If you wish to interpolate rays from a triple of images you can use barycentric coordinates. Barycentric 
coordinates are a way of representing a 2D point inside a triangle in terms of the surrounding three 
vertices (barycentric coordinates are actually more general and apply to N-dimensional spaces, but for 
this assignment, let’s just worry about N=2).

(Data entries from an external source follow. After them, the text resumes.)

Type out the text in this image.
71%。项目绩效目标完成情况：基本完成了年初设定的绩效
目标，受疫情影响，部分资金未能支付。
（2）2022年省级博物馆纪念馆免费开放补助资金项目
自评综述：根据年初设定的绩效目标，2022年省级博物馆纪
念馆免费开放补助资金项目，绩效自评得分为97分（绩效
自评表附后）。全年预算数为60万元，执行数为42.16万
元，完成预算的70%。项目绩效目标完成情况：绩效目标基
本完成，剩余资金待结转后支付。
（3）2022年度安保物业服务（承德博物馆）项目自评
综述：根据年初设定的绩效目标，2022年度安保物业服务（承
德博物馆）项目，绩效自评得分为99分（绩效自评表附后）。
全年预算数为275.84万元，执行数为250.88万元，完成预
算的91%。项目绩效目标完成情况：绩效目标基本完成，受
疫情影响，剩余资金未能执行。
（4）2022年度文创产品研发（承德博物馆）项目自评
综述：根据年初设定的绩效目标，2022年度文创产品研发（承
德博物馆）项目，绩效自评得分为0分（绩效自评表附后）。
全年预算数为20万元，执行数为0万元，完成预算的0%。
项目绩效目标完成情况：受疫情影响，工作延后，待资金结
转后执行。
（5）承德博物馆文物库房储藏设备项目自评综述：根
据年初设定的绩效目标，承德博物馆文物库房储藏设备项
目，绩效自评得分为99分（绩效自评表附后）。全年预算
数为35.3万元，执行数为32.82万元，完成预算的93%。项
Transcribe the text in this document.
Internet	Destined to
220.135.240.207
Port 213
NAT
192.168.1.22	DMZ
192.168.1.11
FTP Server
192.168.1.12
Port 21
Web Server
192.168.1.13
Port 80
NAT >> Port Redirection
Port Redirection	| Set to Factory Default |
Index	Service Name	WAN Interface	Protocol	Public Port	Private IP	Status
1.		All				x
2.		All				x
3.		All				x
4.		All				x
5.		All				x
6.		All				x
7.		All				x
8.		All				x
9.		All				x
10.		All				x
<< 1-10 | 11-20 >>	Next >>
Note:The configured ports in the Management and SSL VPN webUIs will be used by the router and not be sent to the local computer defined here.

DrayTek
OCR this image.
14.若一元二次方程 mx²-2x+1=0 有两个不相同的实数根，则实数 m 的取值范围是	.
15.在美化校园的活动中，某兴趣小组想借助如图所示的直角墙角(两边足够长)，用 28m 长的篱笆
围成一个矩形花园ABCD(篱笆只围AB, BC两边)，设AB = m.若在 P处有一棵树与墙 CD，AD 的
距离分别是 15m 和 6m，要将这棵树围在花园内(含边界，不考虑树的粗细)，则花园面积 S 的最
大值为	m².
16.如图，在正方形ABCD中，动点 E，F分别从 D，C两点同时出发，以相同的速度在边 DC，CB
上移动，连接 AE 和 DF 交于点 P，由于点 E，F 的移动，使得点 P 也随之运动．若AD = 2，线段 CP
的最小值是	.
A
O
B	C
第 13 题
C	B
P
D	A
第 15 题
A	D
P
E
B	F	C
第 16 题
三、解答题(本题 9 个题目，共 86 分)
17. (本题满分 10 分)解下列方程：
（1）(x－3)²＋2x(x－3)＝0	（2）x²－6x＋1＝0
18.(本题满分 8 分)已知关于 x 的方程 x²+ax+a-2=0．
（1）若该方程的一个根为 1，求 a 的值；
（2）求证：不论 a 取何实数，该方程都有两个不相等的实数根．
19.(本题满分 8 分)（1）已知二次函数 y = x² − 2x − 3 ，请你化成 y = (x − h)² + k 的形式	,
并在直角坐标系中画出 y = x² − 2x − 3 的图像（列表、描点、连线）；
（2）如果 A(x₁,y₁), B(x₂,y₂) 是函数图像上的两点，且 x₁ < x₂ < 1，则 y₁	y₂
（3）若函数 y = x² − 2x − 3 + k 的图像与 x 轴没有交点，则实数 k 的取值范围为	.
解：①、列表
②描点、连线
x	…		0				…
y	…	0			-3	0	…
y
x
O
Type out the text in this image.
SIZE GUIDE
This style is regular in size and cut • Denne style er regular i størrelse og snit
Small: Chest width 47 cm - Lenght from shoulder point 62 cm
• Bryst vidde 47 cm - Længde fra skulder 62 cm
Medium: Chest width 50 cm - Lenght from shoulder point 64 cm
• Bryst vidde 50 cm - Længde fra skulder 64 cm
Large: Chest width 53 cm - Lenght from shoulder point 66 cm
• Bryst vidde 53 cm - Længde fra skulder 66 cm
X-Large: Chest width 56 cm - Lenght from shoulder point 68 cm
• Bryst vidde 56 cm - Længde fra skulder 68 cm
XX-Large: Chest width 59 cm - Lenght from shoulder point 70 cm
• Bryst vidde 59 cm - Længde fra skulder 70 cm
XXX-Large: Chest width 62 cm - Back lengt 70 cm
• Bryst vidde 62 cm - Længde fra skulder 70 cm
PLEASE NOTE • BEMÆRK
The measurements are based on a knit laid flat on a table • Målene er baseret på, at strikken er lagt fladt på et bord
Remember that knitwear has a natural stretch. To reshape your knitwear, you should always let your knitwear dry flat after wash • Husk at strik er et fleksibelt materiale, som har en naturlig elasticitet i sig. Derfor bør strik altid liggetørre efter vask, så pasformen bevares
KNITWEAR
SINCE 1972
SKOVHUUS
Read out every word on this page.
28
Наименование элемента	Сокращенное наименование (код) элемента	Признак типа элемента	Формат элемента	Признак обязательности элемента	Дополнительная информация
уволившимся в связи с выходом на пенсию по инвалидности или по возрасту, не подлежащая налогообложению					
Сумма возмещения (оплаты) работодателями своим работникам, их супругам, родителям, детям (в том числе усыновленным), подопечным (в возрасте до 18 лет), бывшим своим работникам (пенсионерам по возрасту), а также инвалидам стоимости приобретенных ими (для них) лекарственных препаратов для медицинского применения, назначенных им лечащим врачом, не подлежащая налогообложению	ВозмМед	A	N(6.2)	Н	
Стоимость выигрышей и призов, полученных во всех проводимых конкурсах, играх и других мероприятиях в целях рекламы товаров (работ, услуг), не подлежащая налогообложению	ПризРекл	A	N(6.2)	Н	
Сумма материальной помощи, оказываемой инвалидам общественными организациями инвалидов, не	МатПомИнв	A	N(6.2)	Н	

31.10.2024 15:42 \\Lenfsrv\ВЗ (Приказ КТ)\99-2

Given the three vertices of the triangle (p1,p2,p3) and 
a point q, here’s a function to compute the barycentric coordinates (u,v,w) of the point q:

/*************************************************************************

  Given three points and a point q, compute the barycentric coordinates
  of the point q.

**************************************************************************/
static void
ComputeBarycentricCoords(float q[2], float p1[2], float p2[2], float p3[2],
                         float *u, float *v, float *w)
{
   // 3x3 determinant of the denominator
   float d = p1[0]*p2[1] - p2[0]*p1[1] - p1[0]*p3[1] + 
             p3[0]*p1[1] + p2[0]*p3[1] - p3[0]*p2[1];

   // each numerator divided by common denominator
   *u = ( q[0]*p2[1] - p2[0]* q[1] -  q[0]*p3[1] + 
         p3[0]* q[1] + p2[0]*p3[1] - p3[0]*p2[1]) / d;

   *v = (p1[0]* q[1] -  q[0]*p1[1] - p1[0]*p3[1] + 
         p3[0]*p1[1] +  q[0]*p3[1] - p3[0]* q[1]) / d;

   *w = (p1[0]*p2[1] - p2[0]*p1[1] - p1[0]* q[1] + 
          q[0]*p1[1] + p2[0]* q[1] -  q[0]*p2[1]) / d;
}